Symmetric Monoidal Bicategories and Biextensions

TL;DR

This paper explores the structure of monoidal bicategories, their associated cohomological data, and how symmetry conditions relate to biextensions and MacLane cohomology, advancing the understanding of categorical extensions and their obstructions.

Contribution

It introduces a cohomological framework for analyzing monoidal bicategories and establishes connections between symmetry conditions, biextensions, and MacLane cohomology.

Findings

Monoidal structures induce biextensions of abelian groups by Picard groupoids.

Vanishing obstructions correspond to symmetry conditions on biextensions.

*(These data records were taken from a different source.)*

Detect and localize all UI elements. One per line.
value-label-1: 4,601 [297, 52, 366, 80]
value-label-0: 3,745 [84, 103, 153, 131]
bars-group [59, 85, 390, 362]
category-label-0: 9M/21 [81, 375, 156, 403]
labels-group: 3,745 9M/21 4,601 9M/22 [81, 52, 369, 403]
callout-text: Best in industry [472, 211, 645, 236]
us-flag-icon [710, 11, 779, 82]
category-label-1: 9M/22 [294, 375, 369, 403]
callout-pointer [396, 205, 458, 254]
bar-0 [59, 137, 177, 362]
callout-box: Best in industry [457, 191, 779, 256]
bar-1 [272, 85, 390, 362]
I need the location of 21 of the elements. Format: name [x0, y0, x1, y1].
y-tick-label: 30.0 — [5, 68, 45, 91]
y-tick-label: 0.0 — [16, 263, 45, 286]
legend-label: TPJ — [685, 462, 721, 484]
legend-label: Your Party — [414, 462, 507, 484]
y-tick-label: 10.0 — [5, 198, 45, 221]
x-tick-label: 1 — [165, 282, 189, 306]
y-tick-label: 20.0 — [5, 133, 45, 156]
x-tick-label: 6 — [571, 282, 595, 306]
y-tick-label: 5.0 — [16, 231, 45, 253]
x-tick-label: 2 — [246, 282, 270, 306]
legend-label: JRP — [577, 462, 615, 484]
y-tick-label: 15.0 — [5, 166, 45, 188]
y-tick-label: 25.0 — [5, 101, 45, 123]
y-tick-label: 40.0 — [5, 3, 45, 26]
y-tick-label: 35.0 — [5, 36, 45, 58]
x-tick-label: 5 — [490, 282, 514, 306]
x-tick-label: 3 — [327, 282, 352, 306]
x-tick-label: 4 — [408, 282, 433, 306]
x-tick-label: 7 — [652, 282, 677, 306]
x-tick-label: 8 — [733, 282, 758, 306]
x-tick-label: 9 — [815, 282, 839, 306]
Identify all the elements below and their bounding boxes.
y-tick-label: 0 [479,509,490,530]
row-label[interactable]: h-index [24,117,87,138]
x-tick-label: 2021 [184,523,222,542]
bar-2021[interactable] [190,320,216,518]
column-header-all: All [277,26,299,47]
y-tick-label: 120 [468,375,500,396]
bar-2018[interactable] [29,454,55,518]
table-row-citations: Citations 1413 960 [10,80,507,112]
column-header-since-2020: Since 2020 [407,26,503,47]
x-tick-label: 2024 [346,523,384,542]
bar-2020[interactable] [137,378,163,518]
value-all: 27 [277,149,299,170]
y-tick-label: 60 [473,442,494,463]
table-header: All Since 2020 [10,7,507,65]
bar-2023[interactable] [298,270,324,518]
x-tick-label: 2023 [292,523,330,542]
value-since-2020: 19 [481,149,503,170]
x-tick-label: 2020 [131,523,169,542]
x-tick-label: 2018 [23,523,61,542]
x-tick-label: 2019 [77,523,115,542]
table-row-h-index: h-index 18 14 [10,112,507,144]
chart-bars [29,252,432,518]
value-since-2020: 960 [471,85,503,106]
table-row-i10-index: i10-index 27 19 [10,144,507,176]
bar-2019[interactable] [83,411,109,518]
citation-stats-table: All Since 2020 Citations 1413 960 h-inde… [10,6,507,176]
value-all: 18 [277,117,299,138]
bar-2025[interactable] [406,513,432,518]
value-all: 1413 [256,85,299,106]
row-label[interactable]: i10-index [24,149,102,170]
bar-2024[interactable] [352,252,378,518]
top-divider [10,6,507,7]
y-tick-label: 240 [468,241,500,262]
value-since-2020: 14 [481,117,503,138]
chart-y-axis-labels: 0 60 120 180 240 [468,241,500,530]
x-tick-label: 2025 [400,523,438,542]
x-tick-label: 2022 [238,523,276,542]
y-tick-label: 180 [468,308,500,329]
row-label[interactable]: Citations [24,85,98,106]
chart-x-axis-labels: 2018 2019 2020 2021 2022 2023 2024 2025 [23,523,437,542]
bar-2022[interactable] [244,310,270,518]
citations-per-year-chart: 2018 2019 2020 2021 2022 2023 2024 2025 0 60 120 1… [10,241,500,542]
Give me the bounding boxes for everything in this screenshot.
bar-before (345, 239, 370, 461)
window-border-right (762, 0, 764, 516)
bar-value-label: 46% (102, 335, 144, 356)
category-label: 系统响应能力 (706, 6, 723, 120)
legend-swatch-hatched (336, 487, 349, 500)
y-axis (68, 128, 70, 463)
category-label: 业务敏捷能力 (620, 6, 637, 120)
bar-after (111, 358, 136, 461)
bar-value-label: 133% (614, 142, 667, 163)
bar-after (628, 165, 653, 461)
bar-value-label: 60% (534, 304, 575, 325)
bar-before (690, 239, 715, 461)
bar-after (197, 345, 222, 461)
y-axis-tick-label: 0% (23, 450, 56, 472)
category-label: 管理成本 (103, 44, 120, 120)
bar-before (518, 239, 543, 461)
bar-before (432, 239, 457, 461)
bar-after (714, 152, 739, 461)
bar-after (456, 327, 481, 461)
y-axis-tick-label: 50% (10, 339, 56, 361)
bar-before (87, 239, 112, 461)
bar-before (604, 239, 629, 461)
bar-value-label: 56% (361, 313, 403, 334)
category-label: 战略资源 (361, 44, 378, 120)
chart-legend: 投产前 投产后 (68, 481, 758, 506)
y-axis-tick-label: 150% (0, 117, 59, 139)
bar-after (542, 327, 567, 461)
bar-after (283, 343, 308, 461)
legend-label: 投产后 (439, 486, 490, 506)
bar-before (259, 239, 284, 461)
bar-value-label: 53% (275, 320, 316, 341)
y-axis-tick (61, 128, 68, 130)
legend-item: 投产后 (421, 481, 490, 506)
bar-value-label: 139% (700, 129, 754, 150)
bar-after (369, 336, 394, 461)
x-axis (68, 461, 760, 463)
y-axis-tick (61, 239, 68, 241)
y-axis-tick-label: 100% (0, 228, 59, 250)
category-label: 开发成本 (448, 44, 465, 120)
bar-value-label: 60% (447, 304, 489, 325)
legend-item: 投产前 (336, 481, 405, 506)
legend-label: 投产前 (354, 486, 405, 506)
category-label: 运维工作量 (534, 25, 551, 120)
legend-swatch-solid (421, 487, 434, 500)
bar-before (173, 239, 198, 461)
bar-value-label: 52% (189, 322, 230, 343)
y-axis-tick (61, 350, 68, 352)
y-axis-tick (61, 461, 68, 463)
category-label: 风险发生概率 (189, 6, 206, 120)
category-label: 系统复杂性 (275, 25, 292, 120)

Computations relate to the cubical Q-construction and MacLane (co)homology.

Abstract

We study monoidal 2-categories and bicategories in terms of categorical extensions and the cohomological data they determine in appropriate cohomology theories with coefficients in Picard groupoids. In particular, we analyze the hierarchy of possible commutativity conditions in terms of progressive stabilization of these data. We also show that monoidal structures on bicategories give rise to biextensions of a pair of (abelian) groups by a Picard groupoid, and that the progressive vanishing of obstructions determined by the tower of commutative structures corresponds to appropriate symmetry conditions on these biextensions. In the fully symmetric case, which leads us fully into the stable range, we show how our computations can be expressed in terms of the cubical Q-construction underlying MacLane (co)homology.